Oeuvre méritoire s'il en est, que celle
accomplie par les jeunes Adjou au cimetière famillial de Si-Essaadi.
Ce lieu de repos éternel qui se situe sur
un tertre gracieusement mis à disposition par un Ghazali à El Mouilha, dans le
prolongement de Chaabet Lakhera, reçoit les dépouilles des Adjou car c'est d'ici qu'ils
ont essaimé.
C'était habituellement une protubérance
hérissée d'oliviers sauvages, de houx, de lentisques et de genêts qu'il faut défricher
pour dégager suffisamment d'espace pour une tombe à chaque décès. Ses limites
étaient sommairement matérialisées du côté est et sud par un grossier fil barbelé
balisant plus la frontière avec la terre arable qui la bordait qu'offrant une quelconque
gêne à l'accès des bêtes et des hommes.
On y avait élevé une masure en terre,
couverte de tuiles et qui servait à protéger les dépouilles en cas d'ondées avant leur
mise en terre mais aussi les hommes qui devaient effectuer cette opération. Ladite masure
étant elle-même mourante du fait deson âge et du manque d'entretien, elle a dû laisser
place à une construction bétonnée, moins empreinte de bucolisme, de calme, de
sérénité et de solennité que la première mais beaucoup plus resistante.
Les jeunes de la famille Adjou, mus par une
pulsion solidariste ou par quelque chauvin défi ont décidé de donner au cimetière une
clôture décente et c'est pas un volontariat renouvelé chaque week-end qu'ils ont
réussi cette oeuvre.
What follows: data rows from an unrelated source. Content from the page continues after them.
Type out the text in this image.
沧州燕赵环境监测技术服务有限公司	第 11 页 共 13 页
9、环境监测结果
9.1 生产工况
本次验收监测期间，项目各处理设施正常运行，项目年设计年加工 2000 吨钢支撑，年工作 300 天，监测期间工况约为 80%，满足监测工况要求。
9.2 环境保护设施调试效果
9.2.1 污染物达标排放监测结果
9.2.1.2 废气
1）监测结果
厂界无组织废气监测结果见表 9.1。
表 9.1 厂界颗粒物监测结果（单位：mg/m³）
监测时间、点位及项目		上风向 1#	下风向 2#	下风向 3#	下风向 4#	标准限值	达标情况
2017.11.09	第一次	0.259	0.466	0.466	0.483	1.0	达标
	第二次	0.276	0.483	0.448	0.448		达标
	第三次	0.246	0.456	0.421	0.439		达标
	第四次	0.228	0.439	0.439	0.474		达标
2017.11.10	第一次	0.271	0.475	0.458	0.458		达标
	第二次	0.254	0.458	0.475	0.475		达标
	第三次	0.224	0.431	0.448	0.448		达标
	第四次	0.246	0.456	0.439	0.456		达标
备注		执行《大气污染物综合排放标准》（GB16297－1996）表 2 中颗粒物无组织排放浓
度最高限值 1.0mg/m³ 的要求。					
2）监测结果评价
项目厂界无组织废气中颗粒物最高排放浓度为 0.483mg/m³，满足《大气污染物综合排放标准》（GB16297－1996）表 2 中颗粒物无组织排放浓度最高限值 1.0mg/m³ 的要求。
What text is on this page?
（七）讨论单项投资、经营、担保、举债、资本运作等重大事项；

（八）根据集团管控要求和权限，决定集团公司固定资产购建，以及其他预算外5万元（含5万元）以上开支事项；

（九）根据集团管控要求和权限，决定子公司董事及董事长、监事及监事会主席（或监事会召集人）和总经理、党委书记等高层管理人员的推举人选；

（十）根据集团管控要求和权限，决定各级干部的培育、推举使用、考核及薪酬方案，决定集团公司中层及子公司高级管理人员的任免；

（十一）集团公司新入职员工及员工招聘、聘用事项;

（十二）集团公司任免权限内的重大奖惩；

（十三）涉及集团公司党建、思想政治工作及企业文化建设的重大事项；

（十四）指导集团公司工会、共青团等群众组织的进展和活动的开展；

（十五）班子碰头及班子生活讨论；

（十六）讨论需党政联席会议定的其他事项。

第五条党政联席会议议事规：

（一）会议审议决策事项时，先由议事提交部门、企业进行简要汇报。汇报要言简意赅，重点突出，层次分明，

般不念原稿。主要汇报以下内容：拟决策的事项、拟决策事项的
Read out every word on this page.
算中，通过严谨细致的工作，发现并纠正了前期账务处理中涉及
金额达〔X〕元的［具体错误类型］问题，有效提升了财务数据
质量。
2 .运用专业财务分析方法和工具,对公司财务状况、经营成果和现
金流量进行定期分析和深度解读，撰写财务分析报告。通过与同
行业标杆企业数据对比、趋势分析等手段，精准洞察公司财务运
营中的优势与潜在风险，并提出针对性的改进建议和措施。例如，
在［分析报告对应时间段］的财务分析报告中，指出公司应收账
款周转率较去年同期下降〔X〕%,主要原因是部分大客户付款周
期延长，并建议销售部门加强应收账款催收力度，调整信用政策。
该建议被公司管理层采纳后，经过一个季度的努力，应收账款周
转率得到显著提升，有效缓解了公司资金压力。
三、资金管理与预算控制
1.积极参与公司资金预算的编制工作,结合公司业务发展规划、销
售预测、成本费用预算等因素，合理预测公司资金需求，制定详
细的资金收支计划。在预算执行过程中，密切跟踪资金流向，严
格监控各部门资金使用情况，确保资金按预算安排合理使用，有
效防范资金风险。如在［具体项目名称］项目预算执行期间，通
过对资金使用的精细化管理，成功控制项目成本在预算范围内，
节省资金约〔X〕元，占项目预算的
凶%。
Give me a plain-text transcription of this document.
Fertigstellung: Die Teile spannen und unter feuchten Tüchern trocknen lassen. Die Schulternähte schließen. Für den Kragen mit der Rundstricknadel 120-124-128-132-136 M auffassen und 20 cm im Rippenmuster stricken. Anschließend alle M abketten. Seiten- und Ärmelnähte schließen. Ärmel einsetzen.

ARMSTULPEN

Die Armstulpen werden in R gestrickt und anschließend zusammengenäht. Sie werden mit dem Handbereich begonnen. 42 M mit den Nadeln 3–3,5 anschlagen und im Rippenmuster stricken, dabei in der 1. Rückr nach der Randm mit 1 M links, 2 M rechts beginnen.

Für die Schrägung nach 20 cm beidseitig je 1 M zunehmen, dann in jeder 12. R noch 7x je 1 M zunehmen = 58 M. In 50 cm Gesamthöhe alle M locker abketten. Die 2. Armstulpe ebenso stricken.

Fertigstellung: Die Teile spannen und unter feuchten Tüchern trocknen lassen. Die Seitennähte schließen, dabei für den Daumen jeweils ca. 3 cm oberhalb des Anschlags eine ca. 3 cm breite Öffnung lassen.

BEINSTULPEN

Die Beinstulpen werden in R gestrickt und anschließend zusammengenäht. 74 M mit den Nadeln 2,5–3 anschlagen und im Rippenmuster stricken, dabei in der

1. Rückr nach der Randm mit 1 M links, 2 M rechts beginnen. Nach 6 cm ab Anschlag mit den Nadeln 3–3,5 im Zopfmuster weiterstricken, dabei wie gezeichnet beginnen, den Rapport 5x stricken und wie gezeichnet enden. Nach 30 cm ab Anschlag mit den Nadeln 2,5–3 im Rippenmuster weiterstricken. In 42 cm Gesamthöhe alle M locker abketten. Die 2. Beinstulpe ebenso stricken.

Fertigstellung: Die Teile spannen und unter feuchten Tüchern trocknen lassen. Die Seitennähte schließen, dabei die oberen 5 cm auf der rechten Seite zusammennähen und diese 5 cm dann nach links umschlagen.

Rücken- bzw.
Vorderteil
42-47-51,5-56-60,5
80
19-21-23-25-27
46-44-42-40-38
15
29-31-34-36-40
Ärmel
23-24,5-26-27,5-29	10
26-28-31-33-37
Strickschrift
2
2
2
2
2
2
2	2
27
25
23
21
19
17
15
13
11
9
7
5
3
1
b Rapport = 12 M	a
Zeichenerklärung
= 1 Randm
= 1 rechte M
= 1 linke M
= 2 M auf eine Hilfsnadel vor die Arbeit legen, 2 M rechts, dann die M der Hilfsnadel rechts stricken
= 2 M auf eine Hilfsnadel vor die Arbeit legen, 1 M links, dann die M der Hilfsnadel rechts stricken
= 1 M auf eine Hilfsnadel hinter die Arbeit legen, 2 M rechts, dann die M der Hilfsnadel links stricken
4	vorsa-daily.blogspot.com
Les fonds nécessaires à l'achat des materiaux (piquets,
grillage, tendeurs, fil, ciment, sable, gravier...) ont été requis des adultes à
raison de 1000 DA par futur locataire des lieux, exerçant une activité rémunérée; il
y'eut bien sûr des réticences, des contestations et même des refus déguisés ou
catégoriques de paiement, mais le gros de la famille s'acquitta vaillamment de cette
dîme. Il y'eut aussi des tentatives de découragement, du scepticisme,des ricanements et
des sarcasmes à l'image de cette phrase assassine que lança Si Hamid en plissant
malicieusement les yeux: "vous avez peur qu'ils se sauvent, ces malheureux morts
?" disait il; mais tout le monde sait que Si Hamid, patriarche de la famille,
avait la poitrine gonflée d'un légitime orgueil, peut-être moins pour l'oeuvre en
elle-même que pour l'initiative qui ressoudait les liens entre les membres de son clan.
La clôture a donc été réalisée et,
d'entre tous les cimetières de la région, de Mouahdjar à Boubekeur et de Sidi Athmane
à Sidi Gacem Ben Haroun, celui de Sid-Essaadi exhibe la plus fière devanture donnant à
penser à tout passant qu'il ferait bon s'y faire enterrer.
Gageons que ces jeunes qui se sont dévoués
à cette noble cause, ne sauront pas s'arrêter à cette seule action et iront initier
d'autres opérations du même genre et souhaitons que leur exemple soit suivi pour faire
tâche d'huile auprès des autres tribus et regroupements afin que ce premier geste en
faveur de la sociabilité et de la convivialité soit le prélude à de nombreuses autres
actions qui toucheront non seulement les cimetières, mais aussi tout ce qui a trait aux
incohérences, négligences et isuffisances des autorités locales vis à vis des aspects
liés au bien-être de la société mais aussi à l'ésthétique de nos cités.